Etablierung am Standort Delitzsch im Mitteldeutschen Chemiedreieck
Aufgebaut wird das CTC in Delitzsch, rund 20 km nördlich von Leipzig, und knüpft damit an die lange Tradition im Chemiedreieck Halle/Merseburg/Bitterfeld an. Auf dem Gelände der ehemaligen Zuckerfabrik wird in den nächsten Jahren das CTC als bisher erste Forschungseinrichtung im Landkreis Nordsachsen etabliert. Der Campus mit dem Neubau des Großforschungszentrums, angrenzenden Wohnquartieren und einem eigenen S-Bahn-Anschluss mit Verbindungen nach Leipzig und Halle lässt einen neuen Stadtteil in Delitzsch wachsen. Durch das CTC und weitere Ansiedlungen in Delitzsch und in der Region werden bestehende Arbeitsplätze gesichert und neue geschaffen.
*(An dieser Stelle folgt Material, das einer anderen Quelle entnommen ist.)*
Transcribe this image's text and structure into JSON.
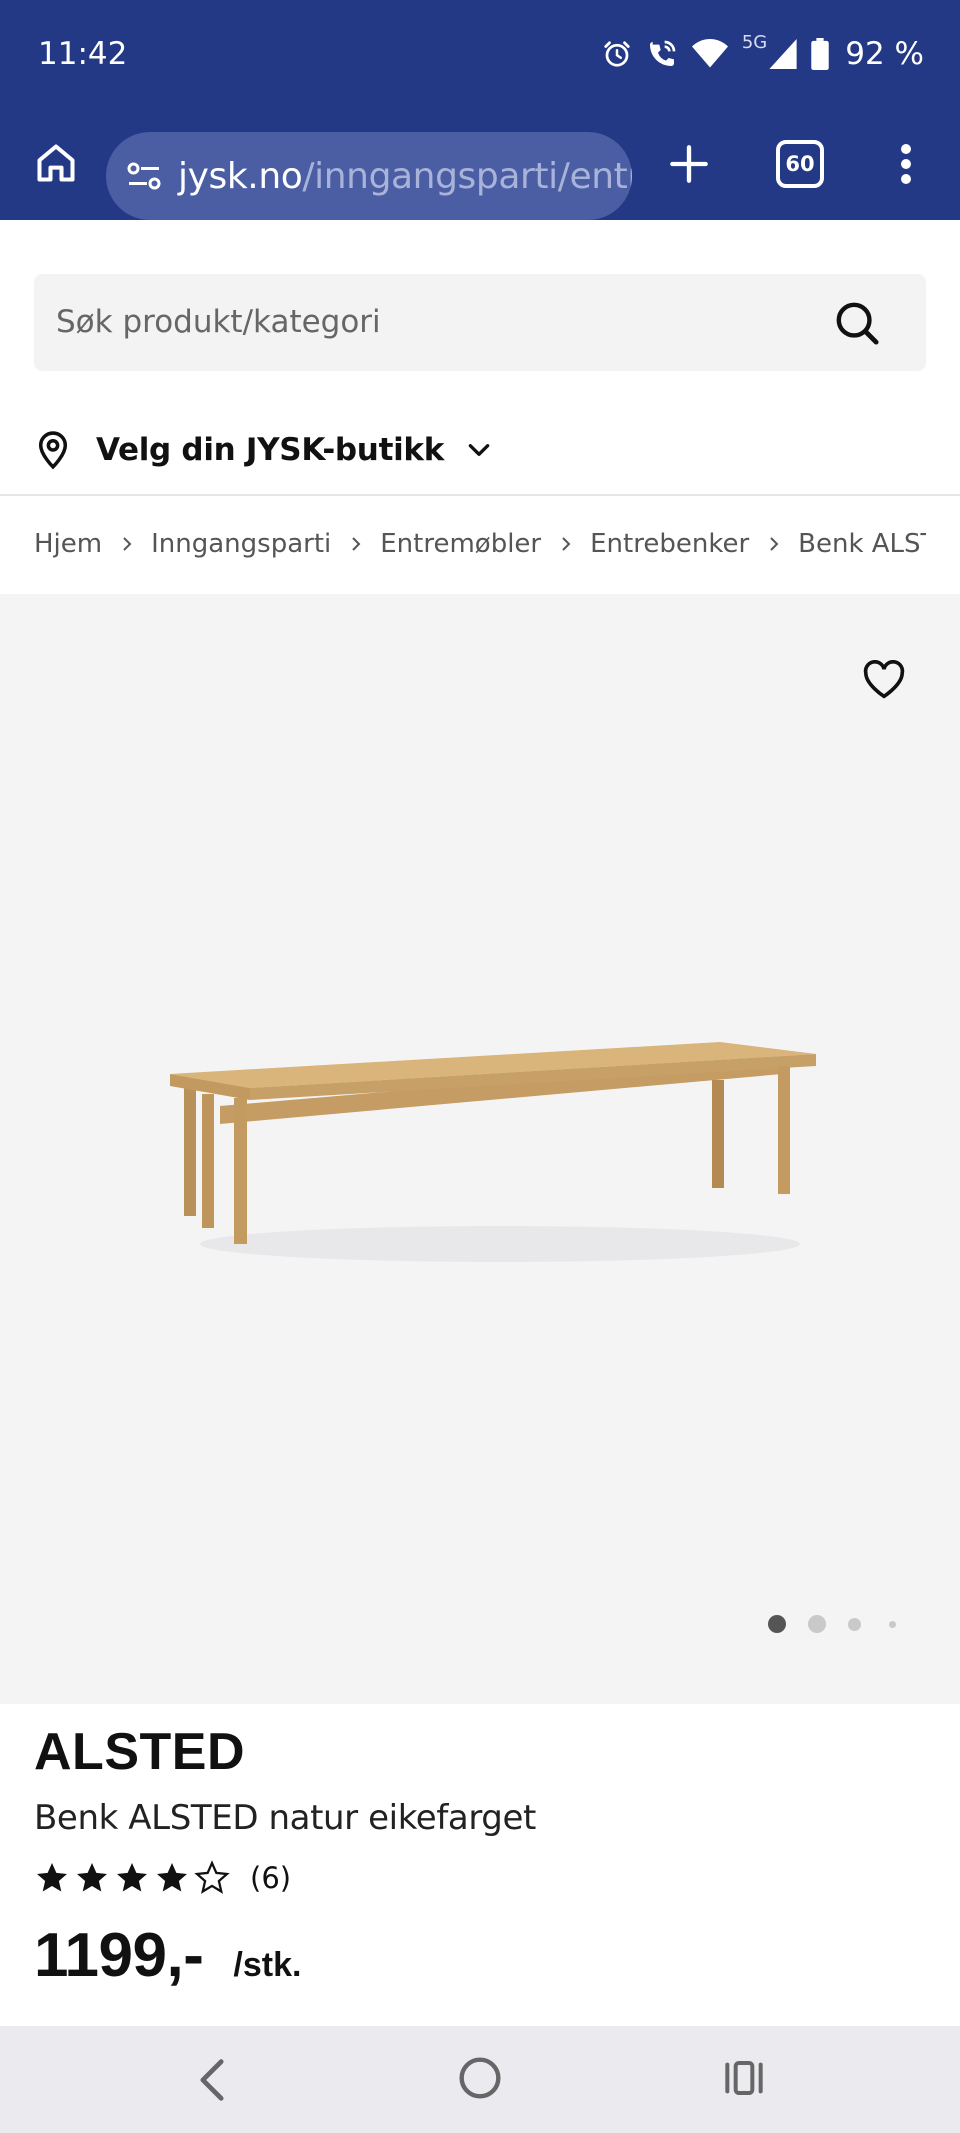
{
  "status_bar": {
    "time": "11:42",
    "network": "5G",
    "battery": "92 %",
    "icons": [
      "alarm-icon",
      "wifi-call-icon",
      "wifi-icon",
      "signal-icon",
      "battery-icon"
    ]
  },
  "browser": {
    "url_host": "jysk.no",
    "url_path": "/inngangsparti/entre",
    "tab_count": "60",
    "accent_color": "#233986"
  },
  "search": {
    "placeholder": "Søk produkt/kategori"
  },
  "store": {
    "label": "Velg din JYSK-butikk"
  },
  "breadcrumb": [
    "Hjem",
    "Inngangsparti",
    "Entremøbler",
    "Entrebenker",
    "Benk ALSTED"
  ],
  "gallery": {
    "image_count": 4,
    "active_index": 0
  },
  "product": {
    "brand": "ALSTED",
    "title": "Benk ALSTED natur eikefarget",
    "rating": 4,
    "rating_max": 5,
    "review_count": "(6)",
    "price": "1199,-",
    "unit": "/stk."
  }
}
Unterstützt werden Aufbau und Entwicklung des CTC von bereits jetzt mehr als 100 Partnern aus Wissenschaft, Wirtschaft und Gesellschaft vor Ort, im Mitteldeutschen Revier, in Deutschland und weltweit. In enger, interdisziplinärer Zusammenarbeit wird die Transformation der Chemie in Forschung und Industrie vorangetrieben, aber auch z.B. neue Studien-, Aus- und Weiterbildungsangebote entwickelt werden.
Gestaltung des Strukturwandels nach dem Kohleausstieg
Das CTC wird im Rahmen des gemeinsamen Ideenwettbewerbs „Wissen schafft Perspektiven für die Region!“ von Bundesministerium für Bildung und Forschung, Freistaat Sachsen und Land Sachsen-Anhalt aufgebaut. Ausgehend vom „Strukturstärkungsgesetz Kohleregionen“ werden je ein Großforschungszentrum im Mitteldeutschen Revier und in der sächsischen Lausitz etabliert und mit jährlich bis zu 170 Mio. Euro institutionell gefördert. Ziel ist es, in den Regionen den Strukturwandel nach dem Kohleausstieg zukunftsgerichtet zu gestalten sowie den Wissenschafts- und Innovationsstandort Deutschland zu stärken.